I’m not sure it is possible to do unidirectional printing on a 110 just bidirectional. I’ve tried a lot to make our printers print good quality prints and it dose but nothing close to an epson. If you have additional advice let me know.
 

balstestrat

Problem Solver
I have that on the L360 but it looks like your only option is 10pU_CMYKcm_110. Does not seem that you can add anything new mode to that substrate and see the U or even change that mode to say 120 ink density. I have not really tested it so wondering what others have found?
Oh yeah sorry 10-passUnidir on those machines. You can't modify it, it's only this one print mode. However I think you can duplicate the profile then delete the color reference and make new calibrations.

I’m not sure it is possible to do unidirectional printing on a 110 just bidirectional. I’ve tried a lot to make our printers print good quality prints and it dose but nothing close to an epson.
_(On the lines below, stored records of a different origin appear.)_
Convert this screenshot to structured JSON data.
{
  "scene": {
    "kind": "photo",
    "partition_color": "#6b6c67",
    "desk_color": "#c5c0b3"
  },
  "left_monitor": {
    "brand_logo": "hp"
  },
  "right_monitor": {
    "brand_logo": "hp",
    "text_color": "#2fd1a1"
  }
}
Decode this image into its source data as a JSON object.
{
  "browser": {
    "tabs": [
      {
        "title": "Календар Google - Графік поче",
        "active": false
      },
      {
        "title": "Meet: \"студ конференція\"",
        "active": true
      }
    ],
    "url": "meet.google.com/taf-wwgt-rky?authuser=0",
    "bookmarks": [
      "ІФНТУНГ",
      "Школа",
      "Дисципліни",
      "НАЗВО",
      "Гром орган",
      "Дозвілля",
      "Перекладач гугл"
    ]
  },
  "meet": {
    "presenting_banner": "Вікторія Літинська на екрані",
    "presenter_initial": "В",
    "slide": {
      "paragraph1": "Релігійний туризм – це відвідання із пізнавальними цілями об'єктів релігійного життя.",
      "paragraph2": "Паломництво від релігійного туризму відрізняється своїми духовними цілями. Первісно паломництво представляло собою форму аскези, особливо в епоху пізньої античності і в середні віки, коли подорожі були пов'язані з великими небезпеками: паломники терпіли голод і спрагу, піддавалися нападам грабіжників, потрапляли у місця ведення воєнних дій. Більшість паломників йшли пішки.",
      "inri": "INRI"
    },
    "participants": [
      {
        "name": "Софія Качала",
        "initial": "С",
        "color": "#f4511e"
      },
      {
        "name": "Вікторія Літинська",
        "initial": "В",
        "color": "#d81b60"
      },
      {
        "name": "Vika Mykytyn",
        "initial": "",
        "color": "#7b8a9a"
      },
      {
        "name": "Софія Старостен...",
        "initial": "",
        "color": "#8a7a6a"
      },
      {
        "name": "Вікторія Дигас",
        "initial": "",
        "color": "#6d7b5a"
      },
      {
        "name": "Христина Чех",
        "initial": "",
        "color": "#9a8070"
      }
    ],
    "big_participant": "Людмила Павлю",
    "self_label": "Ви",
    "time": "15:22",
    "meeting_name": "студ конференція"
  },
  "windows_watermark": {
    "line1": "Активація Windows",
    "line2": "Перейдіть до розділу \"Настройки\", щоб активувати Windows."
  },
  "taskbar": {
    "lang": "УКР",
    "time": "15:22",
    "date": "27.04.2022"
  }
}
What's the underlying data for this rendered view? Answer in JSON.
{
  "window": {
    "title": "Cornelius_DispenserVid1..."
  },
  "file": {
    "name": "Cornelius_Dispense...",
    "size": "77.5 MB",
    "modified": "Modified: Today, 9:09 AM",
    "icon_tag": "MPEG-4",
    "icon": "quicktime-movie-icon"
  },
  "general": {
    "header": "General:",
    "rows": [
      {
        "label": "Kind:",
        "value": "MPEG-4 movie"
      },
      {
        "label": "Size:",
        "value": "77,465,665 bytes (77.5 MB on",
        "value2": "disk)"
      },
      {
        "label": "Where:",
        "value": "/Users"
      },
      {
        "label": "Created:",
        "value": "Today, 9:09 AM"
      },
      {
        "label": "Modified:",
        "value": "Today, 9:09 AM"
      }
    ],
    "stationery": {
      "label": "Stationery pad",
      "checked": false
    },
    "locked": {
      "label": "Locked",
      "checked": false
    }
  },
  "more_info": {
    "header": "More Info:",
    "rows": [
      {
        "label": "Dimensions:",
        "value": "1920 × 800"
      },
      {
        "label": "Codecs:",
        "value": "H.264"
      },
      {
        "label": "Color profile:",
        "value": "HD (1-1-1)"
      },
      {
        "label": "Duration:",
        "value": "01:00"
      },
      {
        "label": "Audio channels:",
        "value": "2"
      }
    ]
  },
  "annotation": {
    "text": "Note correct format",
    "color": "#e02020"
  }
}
If you have additional advice let me know.
I actually can't seem to check this for 110. It's possible that it is outside of this update but you can still check if you can see it:
Same advice as before, update to newest firmware and you should also see "Generic Self-Adhesive Vinyl optimized for small text" that has 10-passUnidir printmode.
But because your 110 does not have OMAS you should always do advance calibration to your profiles. It makes a big difference if the substrate is not the "universal" thickness.
Printhead alingment or anything else wont correct the wrong advance that can introduce noticeable graininess and blurriness.